The rain drummed against the windows. He took another sip of his espresso, his silence carrying more weight than words.

"These men of yours." He gestured slightly with his cup. "I've seen how they operate. How they move together." A slight nod, almost to himself. "That kind of trust... you can't buy that. Can't force it either."

I felt the shift in the air between us. He'd never approved of how I chose my inner circle—men who'd walked away from other families, who'd broken old ties to forge new ones. But now, there was something different in how he said it. Almost like respect.

"Strange times," he said after a moment. "When Salvatore's territory causes such... unexpected changes. Not just in business."

My jaw tightened but I held his stare. Everything in me wanted to keep Pearl away from this, from the weight of old blood and older promises.

"Your mother," he said quietly, surprising me with the mention, "she used to say some things matter more than business." His voice hardened slightly. "Took me too long to understand what she meant. Maybe you're smarter than I was."

He reached inside his jacket, pulling out a worn leather portfolio I'd seen it a hundred times but never been allowed to touch. The sight of it made my throat tight.
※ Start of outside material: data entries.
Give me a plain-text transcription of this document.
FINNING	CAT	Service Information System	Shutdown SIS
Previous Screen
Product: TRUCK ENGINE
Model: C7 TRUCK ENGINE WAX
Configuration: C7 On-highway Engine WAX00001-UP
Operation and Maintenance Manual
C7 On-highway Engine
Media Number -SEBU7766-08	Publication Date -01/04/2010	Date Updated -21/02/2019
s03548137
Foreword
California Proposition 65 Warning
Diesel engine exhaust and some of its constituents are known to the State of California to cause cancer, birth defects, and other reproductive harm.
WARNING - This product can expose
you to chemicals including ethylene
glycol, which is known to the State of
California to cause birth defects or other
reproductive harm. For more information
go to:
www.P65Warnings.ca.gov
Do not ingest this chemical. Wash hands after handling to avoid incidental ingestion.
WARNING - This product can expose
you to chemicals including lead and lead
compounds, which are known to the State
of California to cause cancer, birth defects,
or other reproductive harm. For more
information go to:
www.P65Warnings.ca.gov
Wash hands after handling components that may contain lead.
"Been thinking about the villa in Sicily," he said, running his thumb over the edge. "Air's better there. Might stay a while."

He opened it, and I caught the glint of his personal pistol, the gold-inlaid Beretta he'd carried since before I was born. Next came the key to his private vault, then his black ledger. The one that held three generations of our true accounts.

"You'll need these." He slid them across one by one. "Your grandfather's contacts are in there too."

I stared at the items laid between us—everything I'd spent years fighting to prove I deserved.